Many Ghanaians celebrated when the police and military overthrew their former hero while he was on a visit to China in 1966. There was little response to Nkrumah’s broadcast calling for the nation to rise against the coup leaders. He died in exile in Romania in 1972.

Nkrumah was born Kwame Francis Nwia Kofie in the southwest of the Gold Coast 1909. In 1939 he went to USA to study economics and sociology. There and in London he was active in the Pan African  Movements, which was demanding freedom and independence for the African colonies.

Nkrumak returned to his homeland in 1947 and became secretary general of the United Gold Coast Convention, which was campaigning to end British rule. However, in 1948 he was expelled from the organization for leading a campaign of civil disobedience. He responded by founding the Convention People’s Party in 1949, the first mass politically party in black Africa.

Imprisoned by the British in 1950, he was released the next year after the CPP’s landslide election victory. In 1952 Nkrumah became the country’s first Prime Minister. After independence in 1957 Ghana became a republic in 1960.

But while Nkrumah worked to improve living standards at home his ambitions extended beyond national boundaries to the creation of a federal union of Africa States. He explained his vision in his 1961 book. The title is All for one and one for all.

He believed independence of some countries is meaningless unless it is linked up with the total liberation of the African Continent. He said, divided we are weak, united; Africa could become one of the greatest for good in the world.

He believed strongly and sincerely that with the deep-rooted wisdom and dignity, the innate respect for human lives, the intense humanity that is our heritage, the African race, united under one federal government, will emerge not as just another world bloc to flaunt its wealth and strength, but as a great power whose greatness is indestructible because it is built not on fear, envy and suspicion, nor won at the expense of others, but founded no hope, trust, friendship and directed to the good of all mankind.

However, few of the newly independent African countries were persuaded of the need to give up some of the power they had won recently, to a central parliament for the continent. Ghana was one of 32 nations that founded the Organization of African Unity in 1963. But Nkrumah regarded it as inadequate as it awes not the United States of Africa he longed for.

After 38 years the African leaders adopted the concept of Kwame Nkrumah, which is Africa under one federal government.  African Union formed its first Pan-African parliament on March 18, 2004 and while the long-term aim is for the parliament to exercise full legislative powers, its current mandate is to exercise advisory and consultative powers.

The Pan-African parliament has up to 250 members representing the 50 AU member states that have ratified the protocol and allocated 5 seats per state. The parliamentarian tenure of office corresponds to his or her own national parliament term.
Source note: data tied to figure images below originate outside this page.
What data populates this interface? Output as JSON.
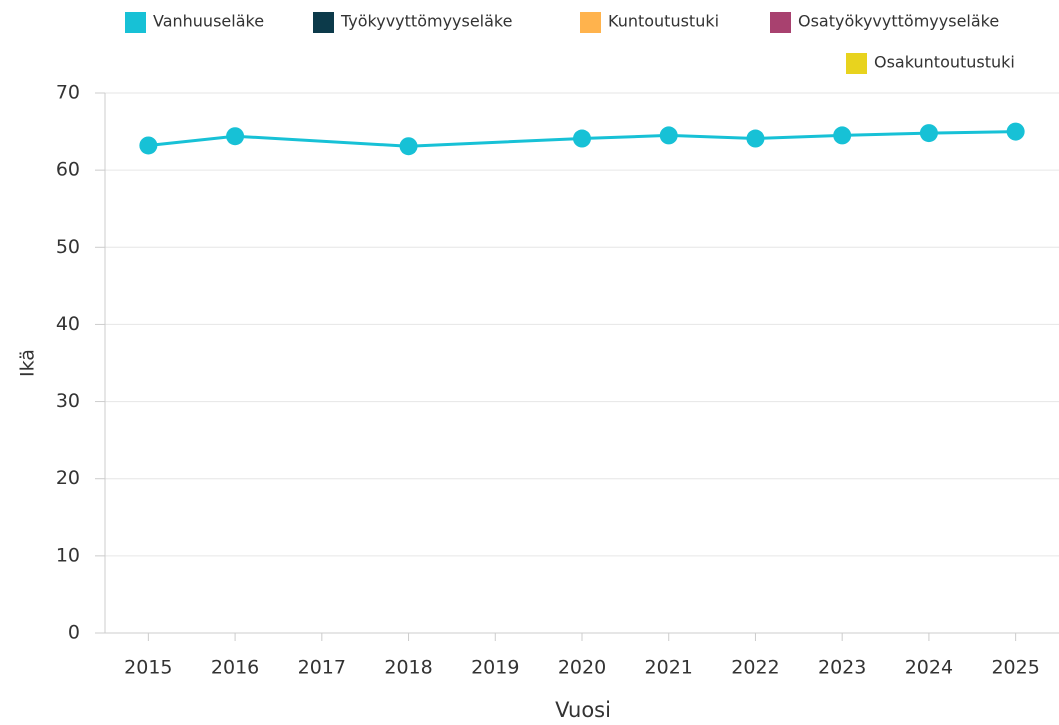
{
  "chart_data": {
    "type": "line",
    "x": [
      2015,
      2016,
      2018,
      2020,
      2021,
      2022,
      2023,
      2024,
      2025
    ],
    "series": [
      {
        "name": "Vanhuuseläke",
        "color": "#17c1d6",
        "values": [
          63.2,
          64.4,
          63.1,
          64.1,
          64.5,
          64.1,
          64.5,
          64.8,
          65.0
        ]
      },
      {
        "name": "Työkyvyttömyyseläke",
        "color": "#0c3a4a",
        "values": [
          null,
          null,
          null,
          null,
          null,
          null,
          null,
          null,
          null
        ]
      },
      {
        "name": "Kuntoutustuki",
        "color": "#ffb34d",
        "values": [
          null,
          null,
          null,
          null,
          null,
          null,
          null,
          null,
          null
        ]
      },
      {
        "name": "Osatyökyvyttömyyseläke",
        "color": "#a8416f",
        "values": [
          null,
          null,
          null,
          null,
          null,
          null,
          null,
          null,
          null
        ]
      },
      {
        "name": "Osakuntoutustuki",
        "color": "#e8d31e",
        "values": [
          null,
          null,
          null,
          null,
          null,
          null,
          null,
          null,
          null
        ]
      }
    ],
    "xlabel": "Vuosi",
    "ylabel": "Ikä",
    "xlim": [
      2014.5,
      2025.5
    ],
    "xticks": [
      2015,
      2016,
      2017,
      2018,
      2019,
      2020,
      2021,
      2022,
      2023,
      2024,
      2025
    ],
    "ylim": [
      0,
      70
    ],
    "yticks": [
      0,
      10,
      20,
      30,
      40,
      50,
      60,
      70
    ],
    "grid": true,
    "legend": "top-right"
  }
}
The Pan-African court of justice of African Union has never into existence because the African Union has decided to merge with the African court on human and peoples’ rights to form a new integrated court to   function together.

The last several decades, there are big changes in Africa, the 54 countries in Africa, have elected government, and many have a growing economies, and expanding their business markets. More than 80 percent of the 54 countries in Africa rates with trade expansion within and around the world. Majority of African countries recorded of more than three percent. That is well above the world average and expects better growth as this momentum goes on.

Remarkable number of countries is consolidating stable, multi-party democracies. These facts contrasts sharply with the stereotypical image of Africa as helpless ravage by famine, ethnic conflicts, coups and natural disaster that make it a permanent case for the emergency ward. Instead, they testify to a resourceful people and able to eke out a meaningful existence in the transitional period of world of economic crisis.